Using somatic mutations and copy number (CN) variations, we were able to estimate the relative timing of three types of copy number gains: 1, copy number neutral loss of heterozygosity (CNN-LOH)/ loss + gain (N:0); 2, mono-allelic gains (N:1); 3, bi-allelic gains (N:M)23. Subtype 3 demonstrated an earlier occurrence of CNN-LOH/loss + gain than the other subtypes (P = 0.030, Wilcoxon rank sum test, one-sided) (Fig. 4D).Nevertheless, no significant association was found between mono-allelic gains and bi-allelic gains (Extended Data Figure 10). Additionally, Subtype 2 displayed a delayed occurrence of CNN-LOH/loss + gain compared to other subtypes (P = 0.036, Wilcoxon rank sum test, one-sided) (Fig. 4D), irrespective of the patient's age.
An in-depth case study of a CRC patient in Subtype 3 highlighted the significant involvement of colibactin signature SBS88 (approximately 10%) in the patient's disease progression. Fig. 4E displays the findings of CM099, a 54-year-old female with Stage II left-sided CRC, a non-smoker, with a non-hypermutated phenotype. This patient showed APC hotspot splice site mutation that matched the SBS88 signature and the colibactin-specific motif with early timing (mean of relative timing = 0.37 [95%CI: 0.00-0.68]).The timing of the APC hotspot mutation and 5q loss was calculated, as described in Methods, to have occurred at around 20 [95%CI: 0.00-36.72] years old. Nearly simultaneously, the case experienced TP53 (nonsense), NOTCH1 (missense), and chr17p loss, succeeded by whole genome duplication (WGD) with a mean relative timing of 0.76 [95%CI: 0.75-0.76] (around 41 years old). Additionally, the case exhibited various chromosomal gains and losses (Extended Data Tables 19, 20).
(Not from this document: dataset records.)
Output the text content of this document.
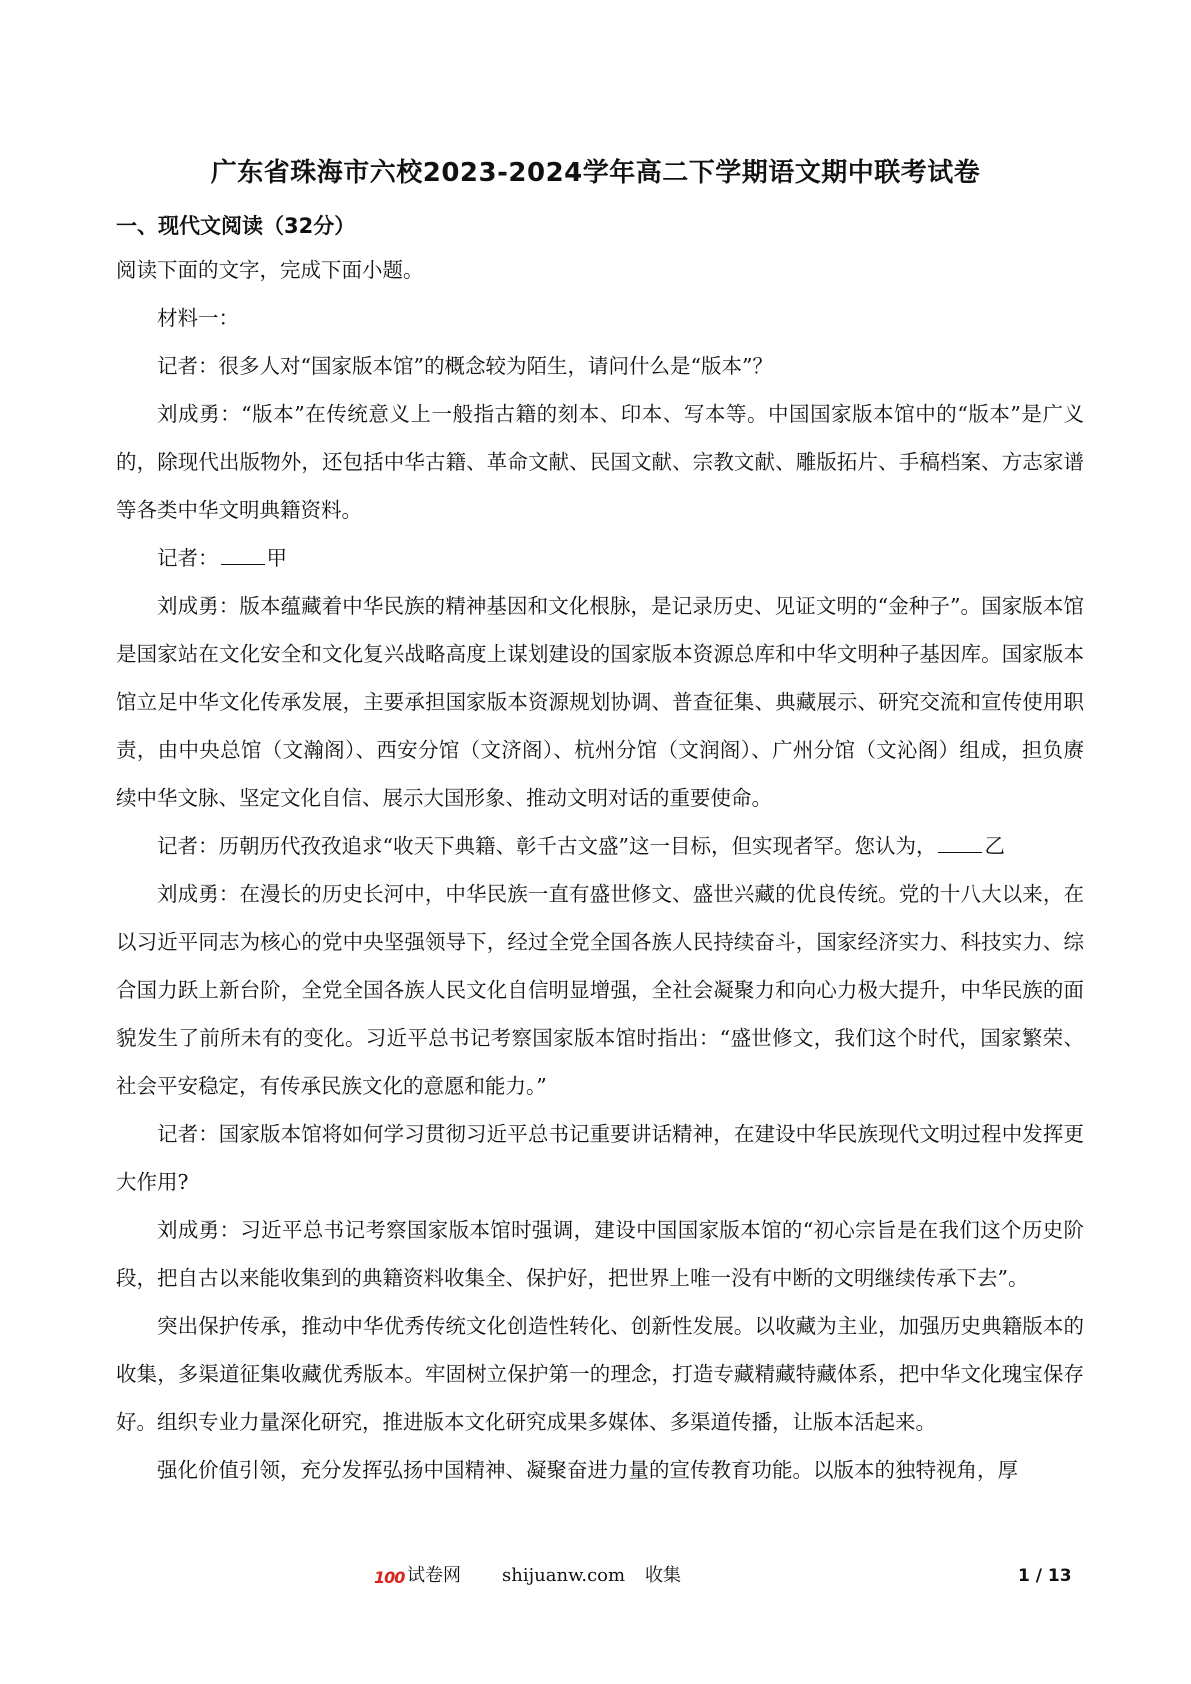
广东省珠海市六校2023-2024学年高二下学期语文期中联考试卷
一、现代文阅读（32分）

阅读下面的文字，完成下面小题。

材料一：

记者：很多人对“国家版本馆”的概念较为陌生，请问什么是“版本”？

刘成勇：“版本”在传统意义上一般指古籍的刻本、印本、写本等。中国国家版本馆中的“版本”是广义的，除现代出版物外，还包括中华古籍、革命文献、民国文献、宗教文献、雕版拓片、手稿档案、方志家谱等各类中华文明典籍资料。

记者： 甲

刘成勇：版本蕴藏着中华民族的精神基因和文化根脉，是记录历史、见证文明的“金种子”。国家版本馆是国家站在文化安全和文化复兴战略高度上谋划建设的国家版本资源总库和中华文明种子基因库。国家版本馆立足中华文化传承发展，主要承担国家版本资源规划协调、普查征集、典藏展示、研究交流和宣传使用职责，由中央总馆（文瀚阁）、西安分馆（文济阁）、杭州分馆（文润阁）、广州分馆（文沁阁）组成，担负赓续中华文脉、坚定文化自信、展示大国形象、推动文明对话的重要使命。

记者：历朝历代孜孜追求“收天下典籍、彰千古文盛”这一目标，但实现者罕。您认为， 乙

刘成勇：在漫长的历史长河中，中华民族一直有盛世修文、盛世兴藏的优良传统。党的十八大以来，在以习近平同志为核心的党中央坚强领导下，经过全党全国各族人民持续奋斗，国家经济实力、科技实力、综合国力跃上新台阶，全党全国各族人民文化自信明显增强，全社会凝聚力和向心力极大提升，中华民族的面貌发生了前所未有的变化。习近平总书记考察国家版本馆时指出：“盛世修文，我们这个时代，国家繁荣、社会平安稳定，有传承民族文化的意愿和能力。”

记者：国家版本馆将如何学习贯彻习近平总书记重要讲话精神，在建设中华民族现代文明过程中发挥更大作用?

刘成勇：习近平总书记考察国家版本馆时强调，建设中国国家版本馆的“初心宗旨是在我们这个历史阶段，把自古以来能收集到的典籍资料收集全、保护好，把世界上唯一没有中断的文明继续传承下去”。

突出保护传承，推动中华优秀传统文化创造性转化、创新性发展。以收藏为主业，加强历史典籍版本的收集，多渠道征集收藏优秀版本。牢固树立保护第一的理念，打造专藏精藏特藏体系，把中华文化瑰宝保存好。组织专业力量深化研究，推进版本文化研究成果多媒体、多渠道传播，让版本活起来。

强化价值引领，充分发挥弘扬中国精神、凝聚奋进力量的宣传教育功能。以版本的独特视角，厚

100 试卷网 shijuanw.com 收集	1 / 13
Immune environment in colibactin-associated CRC
The gut microbiota has an impact on both the local gut immune environment and the broader systemic immune system. We investigated the correlation between microbiome-based subtypes and immune cell composition as determined by CIBERSORTx, and no significant differences were observed in the absolute score or proportions of inflammatory cell types among the subtypes (Fig. 5A).
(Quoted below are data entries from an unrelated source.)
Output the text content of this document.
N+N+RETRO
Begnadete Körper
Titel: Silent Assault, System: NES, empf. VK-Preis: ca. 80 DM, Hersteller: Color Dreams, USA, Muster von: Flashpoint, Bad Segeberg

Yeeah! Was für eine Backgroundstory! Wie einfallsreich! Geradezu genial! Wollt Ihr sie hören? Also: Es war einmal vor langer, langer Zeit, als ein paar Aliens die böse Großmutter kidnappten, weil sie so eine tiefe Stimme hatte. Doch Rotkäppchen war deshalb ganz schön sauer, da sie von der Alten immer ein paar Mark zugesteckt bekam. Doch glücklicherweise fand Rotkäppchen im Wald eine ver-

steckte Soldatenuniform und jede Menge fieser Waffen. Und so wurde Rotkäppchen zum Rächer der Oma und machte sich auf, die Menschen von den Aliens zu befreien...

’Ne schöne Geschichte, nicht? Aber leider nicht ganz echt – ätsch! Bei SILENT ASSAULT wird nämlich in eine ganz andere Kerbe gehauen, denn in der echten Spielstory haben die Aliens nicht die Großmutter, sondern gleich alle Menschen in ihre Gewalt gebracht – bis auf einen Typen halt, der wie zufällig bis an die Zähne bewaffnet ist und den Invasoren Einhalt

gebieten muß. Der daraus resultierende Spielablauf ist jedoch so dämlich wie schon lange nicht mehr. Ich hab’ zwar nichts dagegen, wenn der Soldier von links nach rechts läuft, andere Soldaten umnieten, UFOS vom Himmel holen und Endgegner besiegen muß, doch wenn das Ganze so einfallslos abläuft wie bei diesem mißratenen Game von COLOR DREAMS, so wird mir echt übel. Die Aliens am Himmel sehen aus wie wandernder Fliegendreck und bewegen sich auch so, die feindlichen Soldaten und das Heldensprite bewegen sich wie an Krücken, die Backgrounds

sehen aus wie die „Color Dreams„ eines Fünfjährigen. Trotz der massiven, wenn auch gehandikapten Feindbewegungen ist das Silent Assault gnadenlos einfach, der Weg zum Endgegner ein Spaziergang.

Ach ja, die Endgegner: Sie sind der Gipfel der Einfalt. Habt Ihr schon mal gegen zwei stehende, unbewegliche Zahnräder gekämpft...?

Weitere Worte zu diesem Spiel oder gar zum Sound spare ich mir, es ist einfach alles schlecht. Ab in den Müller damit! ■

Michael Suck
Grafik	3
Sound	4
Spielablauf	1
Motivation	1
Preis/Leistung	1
The integration of tumor mutation burden (TMB) and T cell-inflamed gene expression profile (GEP) score24 is useful for classifying tumor immune environments. In the TMBhigh/GEPhigh (immune-hot) category, the number of patients in Subtype 3 was significantly lower than in other subtypes (P = 0.0098, OR = 0.23, Fisher's exact test, one-sided) (Fig. 5B). Moreover, when hypermutated phenotype CRC was excluded from the analysis, patients with a higher ID18 percentage demonstrated significantly more TMBhigh/GEPlow compared to other cases (P = 0.013, OR = 3.3) (Fig. 5C).
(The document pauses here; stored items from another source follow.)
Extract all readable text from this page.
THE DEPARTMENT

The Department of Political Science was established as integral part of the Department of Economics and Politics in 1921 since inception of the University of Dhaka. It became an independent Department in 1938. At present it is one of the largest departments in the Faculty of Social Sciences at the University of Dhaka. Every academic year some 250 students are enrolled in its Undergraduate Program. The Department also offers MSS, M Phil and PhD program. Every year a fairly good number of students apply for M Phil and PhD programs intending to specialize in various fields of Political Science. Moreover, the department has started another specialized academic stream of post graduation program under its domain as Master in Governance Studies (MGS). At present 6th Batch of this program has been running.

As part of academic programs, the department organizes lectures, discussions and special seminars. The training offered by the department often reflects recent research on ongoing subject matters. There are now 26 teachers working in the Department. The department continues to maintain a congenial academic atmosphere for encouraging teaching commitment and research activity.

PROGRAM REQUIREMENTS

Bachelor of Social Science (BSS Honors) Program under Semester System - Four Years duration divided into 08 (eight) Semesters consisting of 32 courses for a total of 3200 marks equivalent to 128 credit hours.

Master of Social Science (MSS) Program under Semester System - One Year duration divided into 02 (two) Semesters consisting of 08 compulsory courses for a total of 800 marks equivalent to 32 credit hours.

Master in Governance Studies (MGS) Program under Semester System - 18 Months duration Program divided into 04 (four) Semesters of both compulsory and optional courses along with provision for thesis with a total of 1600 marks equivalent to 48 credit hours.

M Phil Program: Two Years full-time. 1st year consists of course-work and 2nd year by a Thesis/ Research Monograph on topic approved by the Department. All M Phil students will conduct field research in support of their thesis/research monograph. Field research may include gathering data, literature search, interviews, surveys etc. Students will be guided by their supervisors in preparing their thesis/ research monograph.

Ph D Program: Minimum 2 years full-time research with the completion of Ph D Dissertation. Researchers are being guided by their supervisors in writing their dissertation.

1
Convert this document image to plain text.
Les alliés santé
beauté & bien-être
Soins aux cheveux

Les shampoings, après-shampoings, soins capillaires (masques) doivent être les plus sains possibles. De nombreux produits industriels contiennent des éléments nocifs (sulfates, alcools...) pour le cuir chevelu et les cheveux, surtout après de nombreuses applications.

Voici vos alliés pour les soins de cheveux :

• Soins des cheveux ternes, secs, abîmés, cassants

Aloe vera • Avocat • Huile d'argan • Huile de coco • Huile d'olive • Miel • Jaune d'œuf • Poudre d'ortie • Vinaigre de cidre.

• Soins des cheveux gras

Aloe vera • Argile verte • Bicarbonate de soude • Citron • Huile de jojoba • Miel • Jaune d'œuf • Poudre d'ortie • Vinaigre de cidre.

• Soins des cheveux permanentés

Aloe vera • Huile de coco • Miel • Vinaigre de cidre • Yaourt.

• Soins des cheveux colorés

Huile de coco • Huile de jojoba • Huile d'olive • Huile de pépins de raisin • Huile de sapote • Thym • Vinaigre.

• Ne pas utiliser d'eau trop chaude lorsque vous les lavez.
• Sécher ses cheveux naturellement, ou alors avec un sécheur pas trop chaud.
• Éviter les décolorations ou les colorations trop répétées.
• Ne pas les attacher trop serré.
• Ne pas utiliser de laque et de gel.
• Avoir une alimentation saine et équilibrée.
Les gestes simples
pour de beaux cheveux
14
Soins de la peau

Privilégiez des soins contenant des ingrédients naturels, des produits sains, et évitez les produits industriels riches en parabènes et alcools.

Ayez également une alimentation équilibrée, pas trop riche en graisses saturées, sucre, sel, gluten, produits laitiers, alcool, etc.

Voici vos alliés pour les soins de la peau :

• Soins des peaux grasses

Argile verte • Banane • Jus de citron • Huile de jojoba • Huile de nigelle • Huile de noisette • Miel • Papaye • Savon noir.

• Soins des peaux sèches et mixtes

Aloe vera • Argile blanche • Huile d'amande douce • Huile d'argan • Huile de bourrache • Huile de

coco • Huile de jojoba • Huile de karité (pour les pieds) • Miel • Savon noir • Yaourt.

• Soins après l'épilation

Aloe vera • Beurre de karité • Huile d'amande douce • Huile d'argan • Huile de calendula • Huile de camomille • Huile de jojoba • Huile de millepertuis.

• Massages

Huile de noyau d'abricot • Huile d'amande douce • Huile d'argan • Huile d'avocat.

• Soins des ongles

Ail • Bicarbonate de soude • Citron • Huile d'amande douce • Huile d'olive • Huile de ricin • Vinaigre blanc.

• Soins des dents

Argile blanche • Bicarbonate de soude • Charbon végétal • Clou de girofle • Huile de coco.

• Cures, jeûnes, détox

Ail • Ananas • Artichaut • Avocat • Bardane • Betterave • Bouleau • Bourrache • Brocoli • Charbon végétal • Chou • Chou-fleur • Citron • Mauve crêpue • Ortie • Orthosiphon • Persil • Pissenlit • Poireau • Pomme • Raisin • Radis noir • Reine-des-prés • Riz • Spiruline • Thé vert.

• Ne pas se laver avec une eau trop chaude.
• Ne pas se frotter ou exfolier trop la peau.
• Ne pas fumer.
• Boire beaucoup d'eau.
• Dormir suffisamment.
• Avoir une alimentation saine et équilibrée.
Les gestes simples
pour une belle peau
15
A notable correlation was identified between colibactin-related mutational signatures (i.e., either ID18 or SBS88) and immune cells; that is, a higher proportion of ID18 was significantly correlated with an increase in the proportion of regulatory T cells (P = 0.035, Wilcoxon rank sum test, one-sided) (Fig. 5D, Extended Data Table 21). Immunohistochemical staining confirmed the expression of FOXP3 in FFPE sections of CRCs, specifically those with high (CM040) and low (CM053) colibactin signatures (Fig. 5E, 5F). A higher proportion of SBS88 was associated with a reduction in the number of resting CD4-positive memory T cells (P = 0.014) and a lower absolute score (P = 0.017) (Extended Data Table 22). The results suggest that CRCs with higher colibactin-related mutational signatures are located in an immunosuppressive microenvironment.